The prevalence of Spanish language and culture has become a lure to Latin visitors, who freely call Miami the capital of Latin America. In the past 10 years the Cubans have been joined by Puerto Ricans, Nicaraguans, Salvadorans, Colombians, Guatemalans and Haitians. The Brazilians, who discovered Miami with a vengeance two years ago, now jokingly call it "Brazil's fastest growing city." Last year they were so ubiquitous that Portuguese became the predominant language among shopkeepers in downtown Miami. This year it is the Argentines who have arrived in droves. "At any cocktail party in South America, if you mention Aventura or Dadeland, they know you're talking major shopping malls in Miami," says economist Manuel Lasaga, a Cuba-born immigrant.

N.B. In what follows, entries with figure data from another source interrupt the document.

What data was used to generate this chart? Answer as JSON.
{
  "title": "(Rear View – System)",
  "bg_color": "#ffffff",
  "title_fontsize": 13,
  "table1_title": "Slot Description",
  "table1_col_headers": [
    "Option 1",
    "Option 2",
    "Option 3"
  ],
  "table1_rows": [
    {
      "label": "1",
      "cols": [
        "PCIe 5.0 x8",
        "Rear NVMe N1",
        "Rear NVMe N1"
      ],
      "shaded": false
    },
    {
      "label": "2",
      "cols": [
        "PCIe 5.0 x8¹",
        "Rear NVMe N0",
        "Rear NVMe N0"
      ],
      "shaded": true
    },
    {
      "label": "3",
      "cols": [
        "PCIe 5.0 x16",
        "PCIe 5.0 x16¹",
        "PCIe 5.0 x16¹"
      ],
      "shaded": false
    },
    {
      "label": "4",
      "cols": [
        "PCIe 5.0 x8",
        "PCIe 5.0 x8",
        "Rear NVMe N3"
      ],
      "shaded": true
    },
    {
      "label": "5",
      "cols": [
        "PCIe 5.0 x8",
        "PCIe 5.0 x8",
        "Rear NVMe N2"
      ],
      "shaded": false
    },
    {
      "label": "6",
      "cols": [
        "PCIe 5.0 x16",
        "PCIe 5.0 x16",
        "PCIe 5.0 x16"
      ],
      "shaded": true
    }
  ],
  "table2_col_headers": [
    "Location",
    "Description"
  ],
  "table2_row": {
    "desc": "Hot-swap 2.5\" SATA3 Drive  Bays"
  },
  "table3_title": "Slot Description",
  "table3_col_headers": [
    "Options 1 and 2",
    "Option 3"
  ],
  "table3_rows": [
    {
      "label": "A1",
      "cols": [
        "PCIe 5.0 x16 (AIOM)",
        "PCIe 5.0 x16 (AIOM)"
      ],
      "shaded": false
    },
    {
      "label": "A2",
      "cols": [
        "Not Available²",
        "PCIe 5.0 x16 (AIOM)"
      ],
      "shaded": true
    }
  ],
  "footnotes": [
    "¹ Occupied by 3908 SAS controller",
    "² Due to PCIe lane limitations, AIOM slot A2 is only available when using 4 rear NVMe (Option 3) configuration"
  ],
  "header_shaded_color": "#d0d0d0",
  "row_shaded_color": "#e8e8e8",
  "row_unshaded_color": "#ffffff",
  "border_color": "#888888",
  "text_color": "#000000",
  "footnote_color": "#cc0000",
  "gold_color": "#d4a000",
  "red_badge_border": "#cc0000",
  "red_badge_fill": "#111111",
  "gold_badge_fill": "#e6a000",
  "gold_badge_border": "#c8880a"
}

But Miami is far more than just South America's shopping mall. From its Latin American headquarters in Miami, the telecommunications giant AT&T covers one-third of the world, reaching as far as South America and sub-Saharan Africa. All the major record companies have Latin offices in Miami, and dozens of Spanish-language magazines are based there. General Motors, Latin America's No. 2 automaker, moved its Latin headquarters from Sao Paulo to Miami two years ago. Disney moved its Latin American consumer-products office from Mexico City; Inter-Continental Hotels moved its base for the Americas down from New York; and Iberia Airlines left Los Angeles. Miami's success has been its ability to use its immigrant population to offer American products and business savvy in a Latin environment. "As the Western Hemisphere becomes more Hispanic, Miami has become the frontier city between 'America' and Latin America," explains Guillermo Grenier, the Cuban-born head of FIU's sociology department. The city offers not just trade but also services that range from banking and insurance to medical care. Miami remains Latin America's Wall Street, with about $25 billion in foreign deposits, but now Latin Americans also come for kidnap insurance and trendy laparoscopic surgery on their gallbladders.
With trade barriers falling and economies improving across Central and South America, economists are predicting that by the end of the decade, Latin America will be one of the fastest-growing markets in the world. And with 80% of Latin America located east of Miami, the city is poised to be a major beneficiary. "Miami's boom in the '90s will dwarf the flight capital from Latin America that came in the '70s," predicts economist Lasaga. "Real business is coming through now, not just bank deposits."